Longtime Tearfund friend C.B. Samuel shares some reflections on Ephesians 2 and God’s work of restoration in the world, which starts with God's reconciling love.
But now in Christ Jesus you who once were far away have been brought near by the blood of Christ. For he himself is our peace, who has made the two groups one and has destroyed the barrier, the dividing wall of hostility... Ephesians 2:13-14
Ephesians 2:1-10 is about restoration of our relationship with God. The brokenness in society, in every aspect, is an overflow of the brokenness of our relationship with God: a relationship in which Paul, writing in Romans, would say that people did not honour God for who He is or who He was, and began to go in ways that are away from God.
And that created the havoc that we are in now. And so the restoration begins with God reconciling us into a relationship with him. Now, what Ephesians 2 says is that this restoration, especially our relationship with God, is something that we cannot actually do with our own capacities, because we were dead in our sins and transgressions. In other words, there was no way in which we could initiate that restoration.

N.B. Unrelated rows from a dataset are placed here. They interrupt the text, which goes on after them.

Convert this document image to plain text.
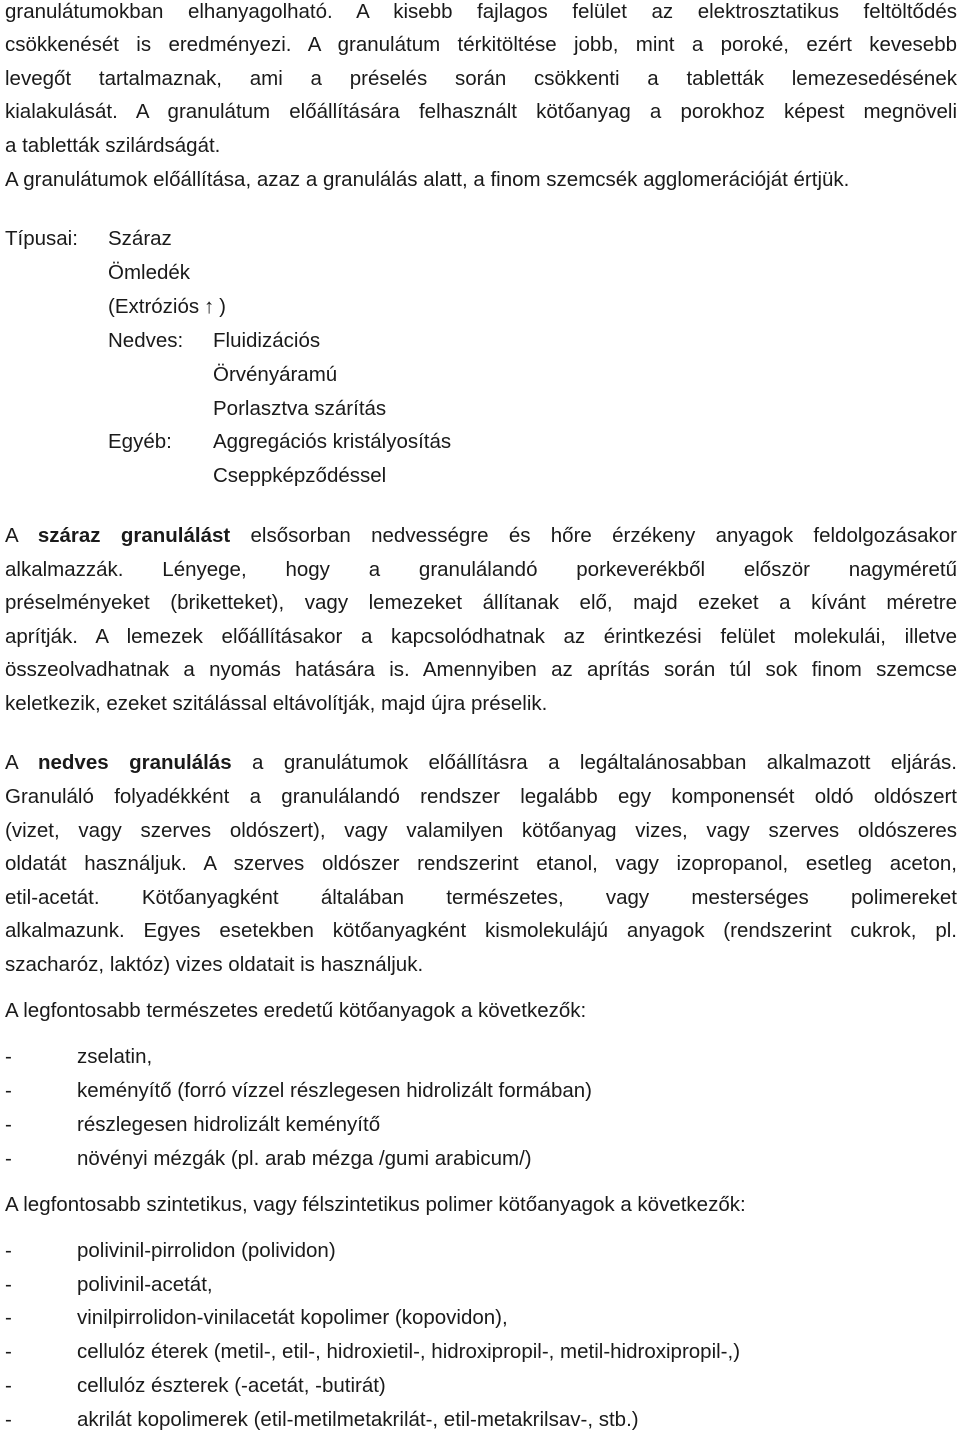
granulátumokban elhanyagolható. A kisebb fajlagos felület az elektrosztatikus feltöltődés
csökkenését is eredményezi. A granulátum térkitöltése jobb, mint a poroké, ezért kevesebb
levegőt tartalmaznak, ami a préselés során csökkenti a tabletták lemezesedésének
kialakulását. A granulátum előállítására felhasznált kötőanyag a porokhoz képest megnöveli
a tabletták szilárdságát.
A granulátumok előállítása, azaz a granulálás alatt, a finom szemcsék agglomerációját értjük.
Típusai: Száraz
Ömledék
(Extróziós ↑ )
Nedves: Fluidizációs
Örvényáramú
Porlasztva szárítás
Egyéb: Aggregációs kristályosítás
Cseppképződéssel
A száraz granulálást elsősorban nedvességre és hőre érzékeny anyagok feldolgozásakor
alkalmazzák. Lényege, hogy a granulálandó porkeverékből először nagyméretű
préselményeket (briketteket), vagy lemezeket állítanak elő, majd ezeket a kívánt méretre
aprítják. A lemezek előállításakor a kapcsolódhatnak az érintkezési felület molekulái, illetve
összeolvadhatnak a nyomás hatására is. Amennyiben az aprítás során túl sok finom szemcse
keletkezik, ezeket szitálással eltávolítják, majd újra préselik.
A nedves granulálás a granulátumok előállításra a legáltalánosabban alkalmazott eljárás.
Granuláló folyadékként a granulálandó rendszer legalább egy komponensét oldó oldószert
(vizet, vagy szerves oldószert), vagy valamilyen kötőanyag vizes, vagy szerves oldószeres
oldatát használjuk. A szerves oldószer rendszerint etanol, vagy izopropanol, esetleg aceton,
etil-acetát. Kötőanyagként általában természetes, vagy mesterséges polimereket
alkalmazunk. Egyes esetekben kötőanyagként kismolekulájú anyagok (rendszerint cukrok, pl.
szacharóz, laktóz) vizes oldatait is használjuk.
A legfontosabb természetes eredetű kötőanyagok a következők:
-	zselatin,
-	keményítő (forró vízzel részlegesen hidrolizált formában)
-	részlegesen hidrolizált keményítő
-	növényi mézgák (pl. arab mézga /gumi arabicum/)
A legfontosabb szintetikus, vagy félszintetikus polimer kötőanyagok a következők:
-	polivinil-pirrolidon (polividon)
-	polivinil-acetát,
-	vinilpirrolidon-vinilacetát kopolimer (kopovidon),
-	cellulóz éterek (metil-, etil-, hidroxietil-, hidroxipropil-, metil-hidroxipropil-,)
-	cellulóz észterek (-acetát, -butirát)
-	akrilát kopolimerek (etil-metilmetakrilát-, etil-metakrilsav-, stb.)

And the reason is that we used to live according to the ways of the world. We were preoccupied with our own interests. And therefore we were incapable of restoration of that relationship with God. So the scripture is very clear that that restoration with God is something that happens because God takes the initiative and he made us alive.
Paul says in Ephesians 2:4 that God made us alive in his rich mercy, by his great love for us. Restoration is something that happens in our relationship with God, purely by a God initiative. And that is why when we talk about restoration in the world, and we talk about restoring relationships with people, we must accept the fact that it is an initiative that God should take. So we need to pray that God would move in the hearts of people to restore them to himself. And that’s very clear when we talk about restoration with God.

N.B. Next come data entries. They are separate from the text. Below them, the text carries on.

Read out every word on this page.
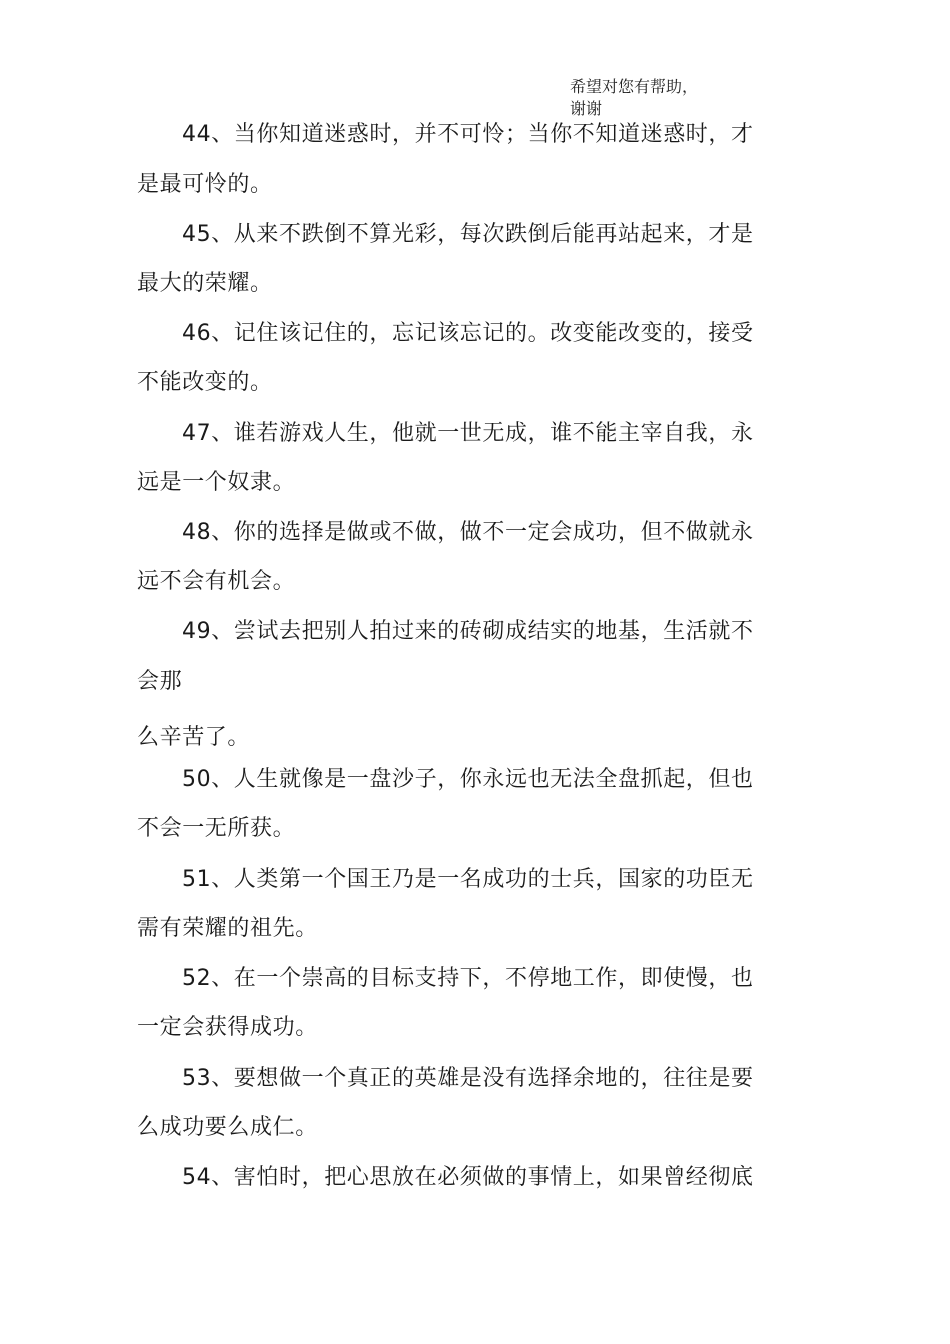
希望对您有帮助，
谢谢
44、当你知道迷惑时，并不可怜；当你不知道迷惑时，才
是最可怜的。
45、从来不跌倒不算光彩，每次跌倒后能再站起来，才是
最大的荣耀。
46、记住该记住的，忘记该忘记的。改变能改变的，接受
不能改变的。
47、谁若游戏人生，他就一世无成，谁不能主宰自我，永
远是一个奴隶。
48、你的选择是做或不做，做不一定会成功，但不做就永
远不会有机会。
49、尝试去把别人拍过来的砖砌成结实的地基，生活就不
会那
么辛苦了。
50、人生就像是一盘沙子，你永远也无法全盘抓起，但也
不会一无所获。
51、人类第一个国王乃是一名成功的士兵，国家的功臣无
需有荣耀的祖先。
52、在一个崇高的目标支持下，不停地工作，即使慢，也
一定会获得成功。
53、要想做一个真正的英雄是没有选择余地的，往往是要
么成功要么成仁。
54、害怕时，把心思放在必须做的事情上，如果曾经彻底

Restoration with God is something that happens because God takes the initiative and he made us alive.
The second important thing that we notice is that restoration is not only a restoration of relationship with God, but as Paul says in Ephesians 2:11 to 22, restoration is also something that restores relationships with one another. In 2:15, it says that God’s purpose was to create in himself one new humanity, or one out of the two, thus making peace and in one body to reconcile both of them to God through the cross.
And so the reconciliation or the work that God did for us in Jesus Christ restores not only our relationship with God, but our relationship with one another so that there is a new community that is created. And this is what it is to be people who will restore relationships, where there are no differences on the basis of creed or caste or class or colour. We live in a world which is so divided. And this aspect of restoration is something that we need to work on because it is not easy, because it says that Christ had to die in order to break those barriers. It is painful, but it is something that we are called to do.
God is restoring us to be purposeful people
The third area of restoration is restoring us to be purposeful people. It says again, in Ephesians 2:10, we are God’s handiwork created in Christ Jesus to do good works, which God prepared in advance for us to do.
This restoration of our relationship with God now also helps us to align ourselves to what God is doing in the world. And Paul later on in Ephesians 3 would say that one of the important things that God does is through the church, he wants to show his manifold wisdom to powers and principalities.
This restoration of relationship with God is something that affects our relationship with one another and also collectively, as a new community of God, we begin to communicate to the world God’s great work, his immeasurable riches, which means when our relationship with God is restored we also now are restored to be a people with a very definite purpose. We are not simply here existing in the world, but we are a people with a purpose, a mission. So restoration restores a purposeful engagement for us as the people of God.